Cinquanta chili di metallo spariti dall’azienda, nuova archiviazione. L’ipotesi dell’oro sottratto “dai sodali”
Il caso è stato archiviato: per il gup Stefano Cascone non furono l’ex amministratore giudiziario, il direttore commerciale e due agenti rappresentanti che gestivano i rapporti dell’impresa con i clienti a far sparire circa 50 chilogrammi dalle casseforti dell’azienda Castoro durante il periodo di amministrazione giudiziaria. Si chiude così una vicenda complessa, nata dalla denuncia della titolare dell’azienda, Rita Iacopi, nei confronti dei quattro professionisti.

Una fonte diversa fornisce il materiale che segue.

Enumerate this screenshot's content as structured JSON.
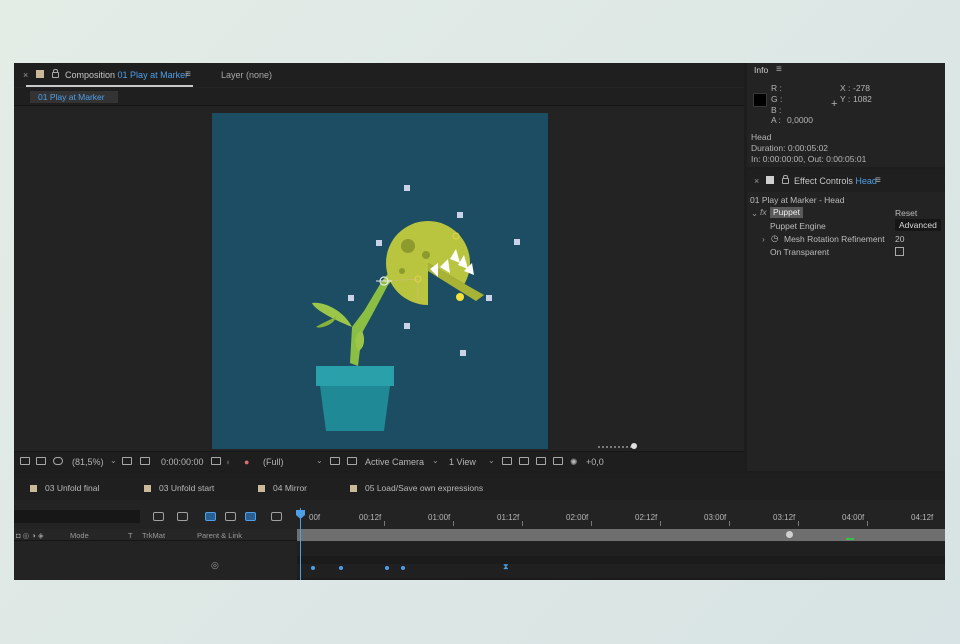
{
  "comp_panel": {
    "close_label": "×",
    "tab_prefix": "Composition",
    "comp_name": "01 Play at Marker",
    "menu_label": "≡",
    "layer_tab": "Layer (none)",
    "subtab": "01 Play at Marker"
  },
  "viewer_toolbar": {
    "zoom": "(81,5%)",
    "timecode": "0:00:00:00",
    "resolution": "(Full)",
    "camera": "Active Camera",
    "views": "1 View",
    "exposure": "+0,0"
  },
  "info_panel": {
    "title": "Info",
    "menu_label": "≡",
    "r_label": "R :",
    "g_label": "G :",
    "b_label": "B :",
    "a_label": "A :",
    "a_value": "0,0000",
    "x_label": "X :",
    "x_value": "-278",
    "y_label": "Y :",
    "y_value": "1082",
    "crosshair": "+",
    "layer_name": "Head",
    "duration": "Duration: 0:00:05:02",
    "in_out": "In: 0:00:00:00, Out: 0:00:05:01"
  },
  "effect_panel": {
    "close_label": "×",
    "title_prefix": "Effect Controls",
    "layer": "Head",
    "menu_label": "≡",
    "path": "01 Play at Marker - Head",
    "fx_label": "fx",
    "effect_name": "Puppet",
    "reset_label": "Reset",
    "engine_label": "Puppet Engine",
    "engine_value": "Advanced",
    "mesh_label": "Mesh Rotation Refinement",
    "mesh_value": "20",
    "transparent_label": "On Transparent"
  },
  "timeline": {
    "tabs": [
      "03 Unfold final",
      "03 Unfold start",
      "04 Mirror",
      "05 Load/Save own expressions"
    ],
    "ruler": [
      "00f",
      "00:12f",
      "01:00f",
      "01:12f",
      "02:00f",
      "02:12f",
      "03:00f",
      "03:12f",
      "04:00f",
      "04:12f"
    ],
    "columns": {
      "mode": "Mode",
      "t": "T",
      "trkmat": "TrkMat",
      "parent": "Parent & Link"
    }
  },
  "colors": {
    "accent": "#4d9fe8",
    "canvas": "#1d4d63",
    "plant_head": "#b9c43f",
    "pot": "#1f8a96"
  }
}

L’azienda infatti, finita nel 2018 al centro di un’inchiesta per contrabbando di preziosi avviata dalla procura di Bologna (conclusa con l’assoluzione della titolare e i patteggiamenti degli altri imputati), fu sottoposta ad amministrazione giudiziaria proprio nel periodo delle indagini. Concluso il processo, la proprietaria tornò alla guida dell’impresa – nel 2020 – e proprio allora dichiarò di aver avuto un’amara sorpresa: dalla cassaforte sarebbe mancata una grossa quantità di oro, stimata tra i 30 e i 55 chilogrammi.
È scattata a quel punto così la denuncia dell’imprenditrice (assistita dall’avvocato Piero Melani Graverini) che ha portato a una nuova inchiesta della Procura di Arezzo: Nel registro degli indagati sono stati scritti i nomi dell’amministratore, del professionista e i due rappresentanti (difesi dagli avvocati Luca Fanfani e Roberto Alboni). La pubblica accusa ha inizialmente chiesto un’archiviazione, che è stata accolta dal gup. In seguito i legali della proprietà hanno impugnato la decisione e fatto un ricorso, chiedendo l’imputazione coatta. Lo scorso 29 aprile l’ultima udienza e oggi è arrivata l’ordinanza del giudice che ha accolto la nuova istanza di archiviazione presentata dalla pm Elisabetta Iannelli.
Il giudice scrive chiaramente che l’ipotesi ritenuta “più verosimile” sia quella che vedrebbe, in seguito all’esecuzione delle misure cautelari, “i sodali” degli allora imputati sottrarre quanto più metallo prezioso possibile prima dell’apertura dell’amministrazione giudiziaria. Una ipotesi che escluderebbe la violazione degli obblighi di custodia dell’amministratore e degli altri imputati. Ne consegue, secondo il giudice, che la sottrazione di metallo “si era già verificata”. Da qui la decisione di archiviare e restituire gli atti alla pm.
“Ognuno, nella vita, raccoglie ciò che semina commenta l’avvocato Fanfani -. Ad Arezzo è nota a chiunque l’integrità, umana e professionale, del mio assistito, che ancor più nel ruolo di amministratore giudiziario ha sempre operato in modo ineccepibile a fianco della giustizia. Lo ribadisce anche l’odierna decisione del Gip, che, nell’accogliere l’ennesima richiesta di archiviazione della Procura, ha giudicato infondate tutte le denunce presentate a suo carico, distinguendo, in modo esemplare, il grano dal loglio.”
Soddisfazione anche per il legale dei due rappresentanti: “Non c’erano prove a carico dei miei assistiti – spiega l’avvocato Alboni – credo che questa archiviazione così perentoria nei contenuti possa costituire un piccolo risarcimento morale per la sofferenza derivata dall’aver subìto questo procedimento”.